/k8s-storage-buckets

k8s-storage-buckets using AWS,GCP and Azure's distributed filesystems

Primary LanguageShell

k8s-storage-buckets

Kubernetes's volumes are in a rough way understood as directorys which are accessible to the containers in a pod.

When using a [Microservice] architecture where all your services are loosely coupled, you may have a problem when scalig services that share files. A good aproach for this could be a distributed filesystem.

Kubernetes suports different kinds of volumes, but most of them are persistent volumes, which lead to some problems when scaling.

The volumes which can be integrated with the main cloud plattforms (AWS,GCP,Azure) are:

  • gcePersistentDisk
  • awsElasticBlockStore
  • azureFileVolume
  • azureDisk

From this ones, the only one suppoting a distributed filesystem is azureFileVolume which uses Azure File Storage.

But looking into AWS and GCP products, you can find distributed systems among their products:

This means that we have to mount this filesystems in a "custom" way thus not being implemented natively.

Distributed filesystem using Cloud Storage

Google's Cloud Storage provides a object-based distributed filesystem which can be mounted into your container using Google´s gcsfuse FUSE-based file system.

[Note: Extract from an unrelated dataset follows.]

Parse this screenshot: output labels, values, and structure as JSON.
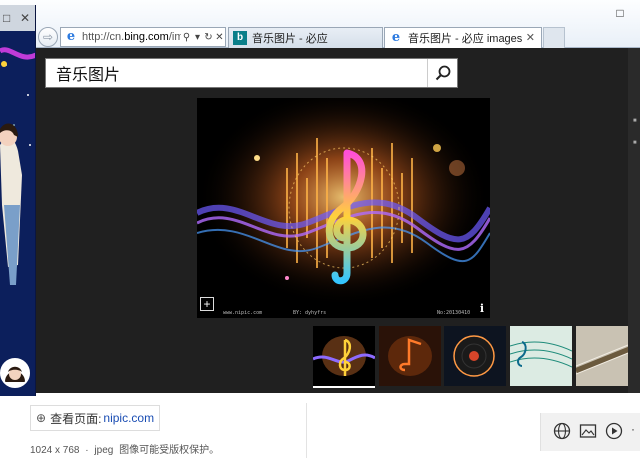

Here are steps needed to achieve this through a practical example.

art1 art2

Authenticate with Google API credentials JSON

Here you can provide your Google application default credentials to authenticate and start using Google Cloud Storage. After downloading your JSON credentials file, create a secret object inside your Kubernetes cluster.

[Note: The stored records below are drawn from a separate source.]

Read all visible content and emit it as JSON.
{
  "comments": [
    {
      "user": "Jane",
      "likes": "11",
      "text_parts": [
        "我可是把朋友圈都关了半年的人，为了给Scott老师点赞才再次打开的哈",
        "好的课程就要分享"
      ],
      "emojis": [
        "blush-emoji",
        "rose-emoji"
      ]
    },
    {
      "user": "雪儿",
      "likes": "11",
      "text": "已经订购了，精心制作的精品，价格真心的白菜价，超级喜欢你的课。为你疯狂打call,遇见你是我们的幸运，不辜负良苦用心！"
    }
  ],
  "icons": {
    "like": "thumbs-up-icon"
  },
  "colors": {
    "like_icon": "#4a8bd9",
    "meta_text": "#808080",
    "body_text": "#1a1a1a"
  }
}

kubectl create secret generic storage-auth-credentials --from-file=credentials=path/to/json

After this, make sure that you use the secret and mount it as a volume inside the gcsfuse container. This looks like this:

# Define your volumes 
volumes:
        - name: storage-credentials
          secret:
            secretName: storage-auth-credentials
            items:
              - key: credentials
                path: storage-credentials.json
...
# Mount it as a volume from the secret
volumeMounts:
          - name: storage-credentials
            mountPath: /auth
            readOnly: true

Authenticate providing Google GKE cluster scope

Another way to authenticate is providing your GKE cluster the OAuth scope storage-rw (Cloud Storage read/write). Automatically, all VMs created (your cluster nodes) will have authenticated access to your buckets. It should look like this:

gcloud container clusters create your-cluster --scopes=https://www.googleapis.com/auth/devstorage.read_write

NGINX - GCSFUSE in same container

docker build -t nginx-gcsfuse:v1 .
# Running in docker
docker run --privileged -d -p 8080:8080 nginx-gcsfuse:v1
#Running in k8s
kubectl create -f nginx-gcsfuse-mono.yaml
kubectl scale --replicas=3 deploy/nginx 

NGINX - GCSFUSE in k8s with init containers (Just Read Access)

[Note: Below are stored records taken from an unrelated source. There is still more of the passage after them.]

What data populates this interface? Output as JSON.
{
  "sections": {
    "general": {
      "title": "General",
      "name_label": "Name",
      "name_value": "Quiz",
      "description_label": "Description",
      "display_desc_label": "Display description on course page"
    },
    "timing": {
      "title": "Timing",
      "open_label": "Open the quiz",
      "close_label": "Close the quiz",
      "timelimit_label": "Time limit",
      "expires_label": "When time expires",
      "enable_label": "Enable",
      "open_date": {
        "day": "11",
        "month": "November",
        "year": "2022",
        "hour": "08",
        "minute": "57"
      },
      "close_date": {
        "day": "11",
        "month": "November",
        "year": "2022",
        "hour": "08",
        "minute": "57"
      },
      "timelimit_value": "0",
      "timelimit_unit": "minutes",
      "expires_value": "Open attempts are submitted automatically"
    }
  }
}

Using an emptyDir volume mounted by a initContainer

kubectl create -f nginx-gcsfuse-init.yaml

Distributed filesystem using AWS

It is possible to mount S3 Buckets inside your pod, for this it's needed a FUSE-based file system like s3fs-fuse, wich allows you to authenticate to AWS and mount the bucket in your container.

Examples for this will be implemented in the future.

Distributed filesystem using Azure

As told above, kubernetes supports natively a volume called AzureFileVolume that uses Azure File Storage. That it can be used inside the deployment using a secret with Azure´s credentials.

Here is a more detailed example from the Kubernetes repo:

volumeMounts:
      - name: azure
        mountPath: /mnt/azure
...
# Mount it as a volume using a secret
volumes:
      - name: azure
        azureFile:
          secretName: azure-secret
          shareName: k8stest
          readOnly: false

Examples for this will be implemented in the future.